PROTOCOLO CME 18/03 - ALUNO ESTRANGEIRO DE ENSINO FUNDAMENTAL SEM REGISTRO NACIONAL DE ESTRAGEIRO (RNE); PARECER CME 17/04.

PUBLICAÇÃO 91706/04 - CME/SME

Protocolo CME nº 18/03 (Protocolo SME nº 1600-11123/2003-2)

Interessada EMEF Infante Dom Henrique

Assunto : Alunos estrangeiros de ensino fundamental sem Registro Nacional de Estrangeiro (RNE)

Relator Conselheiro Artur Costa Neto

Parecer CME nº 17/04 - CNPAE - Aprovado em 27/05/04

I. RELATÓRIO

1. Histórico

Em 12 de agosto de 2003, a direção da EMEF Infante Dom Henrique encaminhou à Coordenadoria de Educação (CE) de Santana/Tucuruvi a relação de alunos estrangeiros, concluintes do ensino fundamental nos anos de 2000, 2001 e 2002, que não possuíam o Registro Nacional de Estrangeiros.
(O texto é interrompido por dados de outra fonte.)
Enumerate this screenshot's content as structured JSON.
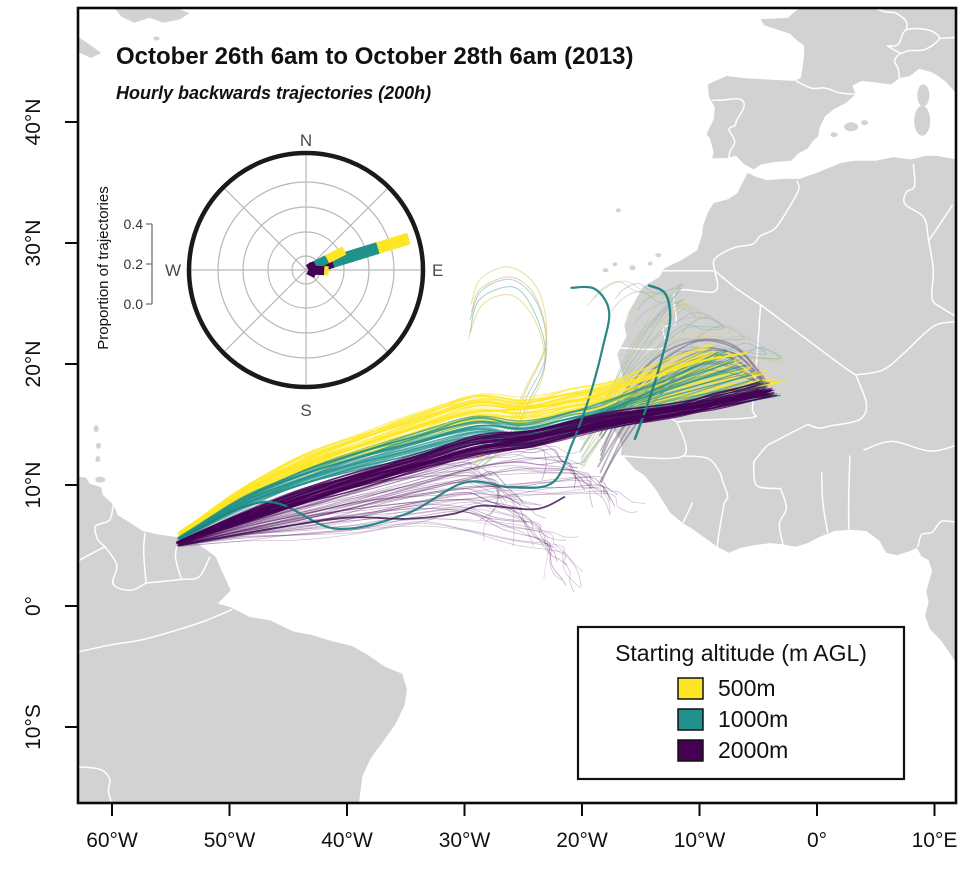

Em 18 de agosto, a Coordenadoria de Educação encaminhou o expediente ao Centro de Informática da Secretaria Municipal de Educação (SME), solicitando orientações quanto aos procedimentos necessários para a publicação de laudas de conclusão de curso desses alunos.
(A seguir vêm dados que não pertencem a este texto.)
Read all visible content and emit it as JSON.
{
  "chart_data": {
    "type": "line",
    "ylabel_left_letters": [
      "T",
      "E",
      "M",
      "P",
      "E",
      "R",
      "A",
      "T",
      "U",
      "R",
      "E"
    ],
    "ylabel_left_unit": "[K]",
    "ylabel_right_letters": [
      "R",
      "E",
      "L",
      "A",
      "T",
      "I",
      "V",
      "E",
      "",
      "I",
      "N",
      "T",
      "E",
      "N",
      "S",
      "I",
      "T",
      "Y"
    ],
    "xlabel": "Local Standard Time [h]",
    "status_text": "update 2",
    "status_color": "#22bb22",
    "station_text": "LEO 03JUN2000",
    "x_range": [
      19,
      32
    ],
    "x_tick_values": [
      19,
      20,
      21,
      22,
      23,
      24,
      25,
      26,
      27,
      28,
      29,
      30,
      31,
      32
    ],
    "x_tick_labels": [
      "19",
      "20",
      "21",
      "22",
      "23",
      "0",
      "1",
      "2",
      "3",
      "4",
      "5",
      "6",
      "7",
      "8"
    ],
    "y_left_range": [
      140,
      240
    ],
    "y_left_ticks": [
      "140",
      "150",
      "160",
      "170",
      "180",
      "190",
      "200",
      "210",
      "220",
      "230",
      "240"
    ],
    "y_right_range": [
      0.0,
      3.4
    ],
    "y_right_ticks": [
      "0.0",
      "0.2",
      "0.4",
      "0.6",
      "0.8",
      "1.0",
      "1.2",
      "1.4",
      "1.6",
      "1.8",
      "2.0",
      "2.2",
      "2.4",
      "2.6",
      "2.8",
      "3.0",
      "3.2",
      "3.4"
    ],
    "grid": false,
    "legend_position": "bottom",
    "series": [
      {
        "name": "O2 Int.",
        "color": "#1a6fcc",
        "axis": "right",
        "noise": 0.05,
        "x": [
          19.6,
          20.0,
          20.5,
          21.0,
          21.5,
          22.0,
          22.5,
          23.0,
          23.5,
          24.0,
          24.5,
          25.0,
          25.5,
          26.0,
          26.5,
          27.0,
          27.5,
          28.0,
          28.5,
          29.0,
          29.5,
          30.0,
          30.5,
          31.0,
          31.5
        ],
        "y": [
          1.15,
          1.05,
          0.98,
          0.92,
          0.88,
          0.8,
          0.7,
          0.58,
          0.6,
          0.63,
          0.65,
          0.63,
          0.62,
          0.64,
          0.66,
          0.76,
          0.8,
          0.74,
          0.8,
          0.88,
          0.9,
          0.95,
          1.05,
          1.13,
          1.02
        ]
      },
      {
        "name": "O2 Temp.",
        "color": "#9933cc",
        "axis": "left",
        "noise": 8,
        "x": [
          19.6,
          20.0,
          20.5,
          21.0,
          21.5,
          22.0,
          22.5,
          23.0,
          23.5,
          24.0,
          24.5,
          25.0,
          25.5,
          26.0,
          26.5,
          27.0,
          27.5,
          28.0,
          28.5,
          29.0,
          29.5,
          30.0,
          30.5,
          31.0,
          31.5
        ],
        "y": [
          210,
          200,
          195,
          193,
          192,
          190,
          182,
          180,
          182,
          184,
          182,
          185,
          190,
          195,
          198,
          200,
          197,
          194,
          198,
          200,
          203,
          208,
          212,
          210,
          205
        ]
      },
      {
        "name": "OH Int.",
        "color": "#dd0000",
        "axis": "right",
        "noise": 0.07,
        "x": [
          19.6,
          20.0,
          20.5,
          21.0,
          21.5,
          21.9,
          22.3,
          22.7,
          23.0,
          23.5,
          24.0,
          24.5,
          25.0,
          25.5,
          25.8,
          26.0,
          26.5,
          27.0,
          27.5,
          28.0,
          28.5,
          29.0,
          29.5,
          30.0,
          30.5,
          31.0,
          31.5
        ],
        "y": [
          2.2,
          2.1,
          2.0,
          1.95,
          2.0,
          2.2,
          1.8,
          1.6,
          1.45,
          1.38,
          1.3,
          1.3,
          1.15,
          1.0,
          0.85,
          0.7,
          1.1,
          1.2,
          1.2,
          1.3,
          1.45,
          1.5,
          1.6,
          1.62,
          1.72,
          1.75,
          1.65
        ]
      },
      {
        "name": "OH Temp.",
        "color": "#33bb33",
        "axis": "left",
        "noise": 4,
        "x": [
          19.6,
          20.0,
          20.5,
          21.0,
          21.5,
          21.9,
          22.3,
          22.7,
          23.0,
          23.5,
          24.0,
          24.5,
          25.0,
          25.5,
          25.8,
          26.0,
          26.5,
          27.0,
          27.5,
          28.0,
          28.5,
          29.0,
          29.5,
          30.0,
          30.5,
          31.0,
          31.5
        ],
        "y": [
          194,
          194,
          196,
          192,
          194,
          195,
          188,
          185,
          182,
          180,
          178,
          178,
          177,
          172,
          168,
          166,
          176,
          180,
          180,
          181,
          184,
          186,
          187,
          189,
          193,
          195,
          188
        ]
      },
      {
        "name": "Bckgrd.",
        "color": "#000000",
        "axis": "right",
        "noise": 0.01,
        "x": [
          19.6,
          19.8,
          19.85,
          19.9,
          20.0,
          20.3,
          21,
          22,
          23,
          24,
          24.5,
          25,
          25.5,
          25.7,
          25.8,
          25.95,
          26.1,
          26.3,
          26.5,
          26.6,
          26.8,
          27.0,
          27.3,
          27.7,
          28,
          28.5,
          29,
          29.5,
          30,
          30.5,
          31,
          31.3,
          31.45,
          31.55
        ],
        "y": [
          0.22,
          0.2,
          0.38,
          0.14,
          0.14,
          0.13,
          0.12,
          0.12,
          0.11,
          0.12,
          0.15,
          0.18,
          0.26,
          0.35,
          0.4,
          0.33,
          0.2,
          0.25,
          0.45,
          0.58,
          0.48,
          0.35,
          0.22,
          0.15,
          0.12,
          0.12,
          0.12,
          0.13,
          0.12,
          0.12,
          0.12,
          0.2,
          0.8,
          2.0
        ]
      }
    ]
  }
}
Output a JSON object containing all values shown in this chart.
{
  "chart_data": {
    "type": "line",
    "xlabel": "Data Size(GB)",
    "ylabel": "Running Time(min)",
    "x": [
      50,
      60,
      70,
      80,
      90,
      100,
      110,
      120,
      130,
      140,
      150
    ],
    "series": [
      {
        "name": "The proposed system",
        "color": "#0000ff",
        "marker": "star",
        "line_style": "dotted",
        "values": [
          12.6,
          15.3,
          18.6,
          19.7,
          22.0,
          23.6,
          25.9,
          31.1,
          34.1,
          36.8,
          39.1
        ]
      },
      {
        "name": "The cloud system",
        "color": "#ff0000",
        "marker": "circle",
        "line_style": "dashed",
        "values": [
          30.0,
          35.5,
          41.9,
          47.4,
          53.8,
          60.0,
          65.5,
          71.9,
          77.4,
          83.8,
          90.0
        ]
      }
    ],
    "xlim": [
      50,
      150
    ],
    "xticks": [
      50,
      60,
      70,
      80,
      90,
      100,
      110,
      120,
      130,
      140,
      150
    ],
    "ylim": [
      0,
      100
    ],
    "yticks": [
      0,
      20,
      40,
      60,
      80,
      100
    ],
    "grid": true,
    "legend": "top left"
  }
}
O Centro de Informática devolveu o expediente à CE, considerando tratar-se de caso semelhante ao analisado no Parecer CME nº 07/98 e recomendando o envio da relação desses alunos ao Ministério Público Estadual para fins de regularização jurídica dos mesmos.

Em face dessa orientação, a CE enviou o expediente à SME, em 17 de outubro, solicitando manifestação quanto à ratificação ou não do encaminhamento proposto pelo Centro de Informática.
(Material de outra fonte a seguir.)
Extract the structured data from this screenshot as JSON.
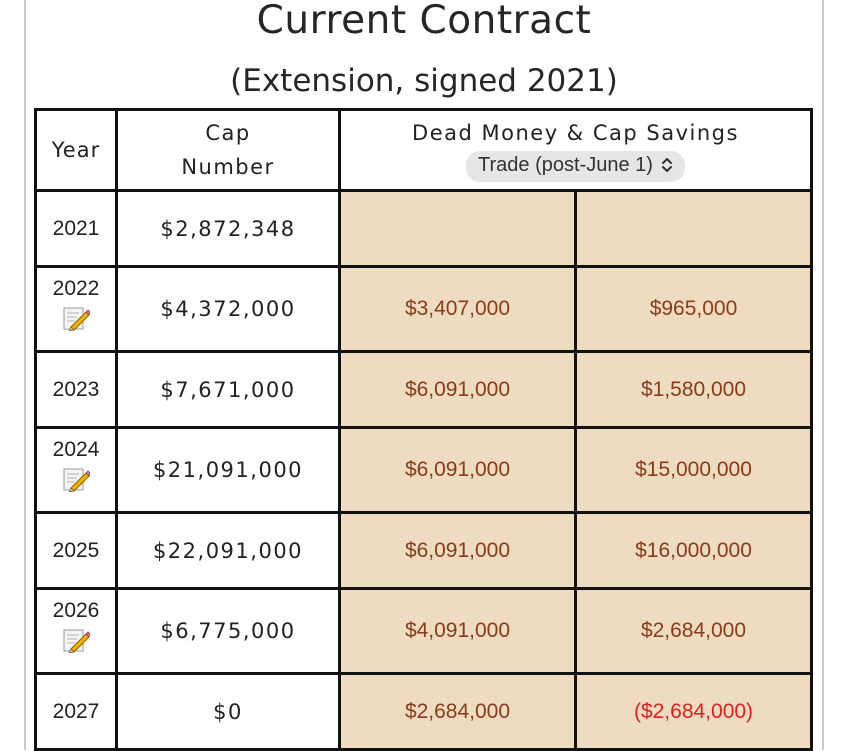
{
  "header": {
    "title": "Current Contract",
    "subtitle": "(Extension, signed 2021)"
  },
  "table": {
    "col_year": "Year",
    "col_cap_line1": "Cap",
    "col_cap_line2": "Number",
    "col_dead": "Dead Money & Cap Savings",
    "scenario_select": "Trade (post-June 1)",
    "rows": [
      {
        "year": "2021",
        "cap": "$2,872,348",
        "dead": "",
        "savings": "",
        "has_note": false
      },
      {
        "year": "2022",
        "cap": "$4,372,000",
        "dead": "$3,407,000",
        "savings": "$965,000",
        "has_note": true
      },
      {
        "year": "2023",
        "cap": "$7,671,000",
        "dead": "$6,091,000",
        "savings": "$1,580,000",
        "has_note": false
      },
      {
        "year": "2024",
        "cap": "$21,091,000",
        "dead": "$6,091,000",
        "savings": "$15,000,000",
        "has_note": true
      },
      {
        "year": "2025",
        "cap": "$22,091,000",
        "dead": "$6,091,000",
        "savings": "$16,000,000",
        "has_note": false
      },
      {
        "year": "2026",
        "cap": "$6,775,000",
        "dead": "$4,091,000",
        "savings": "$2,684,000",
        "has_note": true
      },
      {
        "year": "2027",
        "cap": "$0",
        "dead": "$2,684,000",
        "savings": "($2,684,000)",
        "has_note": false
      }
    ]
  },
  "colors": {
    "money_bg": "#eddcbf",
    "money_text": "#8b3a1c",
    "negative_text": "#e02020"
  },
  "icons": {
    "note": "note-pencil-icon",
    "chevron": "chevron-up-down-icon"
  }
}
Instada a manifestar-se, a Assistência Técnica (AT) de CONAE-G, em 30 de outubro, menciona e tece comentários a respeito das normas legais sobre o assunto:

. Lei Federal nº 6.845, de 19/08/80 - Lei dos Estrangeiros, alterada pela Lei Federal nº 6.964, de 09/12/81

. Parecer CEE nº 445/97

. Resolução SE nº 10, de 02/02/95

.Deliberação CEE nº 16/97, que dispõe sobre a matrícula de aluno estrangeiro no ensino fundamental e médio do sistema de ensino do Estado de São Paulo

.Parecer CME nº 07/98, que analisa a questão do aluno estrangeiro sem documentação legal.

A AT de CONAE-G conclui que, embora ambos os sistemas de ensino - municipal e estadual - permitam o acesso e a permanência na escola de alunos estrangeiros sem a documentação legal, há procedimentos divergentes quando da suspensão ou cancelamento da matrícula ou da conclusão do curso:

"Por força de entendimentos decorrentes dos preceitos legalmente instituídos, o Poder Público Municipal, na propositura de garantir ao aluno estrangeiro o acesso à educação nas escolas públicas, independentemente de documentação, vem procedendo regularmente à matrícula e, na conclusão, o encaminhamento da relação nominal ao Departamento de Polícia Federal (Parecer CME nº 07/98) .

"O Poder Público Estadual, mediante as normas legais prescritas e, no mesmo entendimento de garantia de acesso à educação e sob a ótica de impedir qualquer tipo de discriminação, efetua regularmente a matrícula do aluno estrangeiro, no entanto, sem a exigência de encaminhamento de relação de concluintes à instância específica de fiscalização, nos termos da Lei dos Estrangeiros (Resolução SE 10, de 2/2/97, Parecer CEE nº 445/97, Deliberação CEE nº 16/97)".

Tendo em vista essa divergência de interpretação ou de conduta, a AT de CONAE entende ser oportuna a manifestação deste Colegiado para dirimir dúvidas quanto aos procedimentos e tratamentos a serem dispensados ao aluno estrangeiro, particularmente no que se refere ao término e/ou interrupção de sua escolaridade.

2. Apreciação

Entendemos que a questão aqui exposta ultrapassa os meros limites burocrático-administrativos.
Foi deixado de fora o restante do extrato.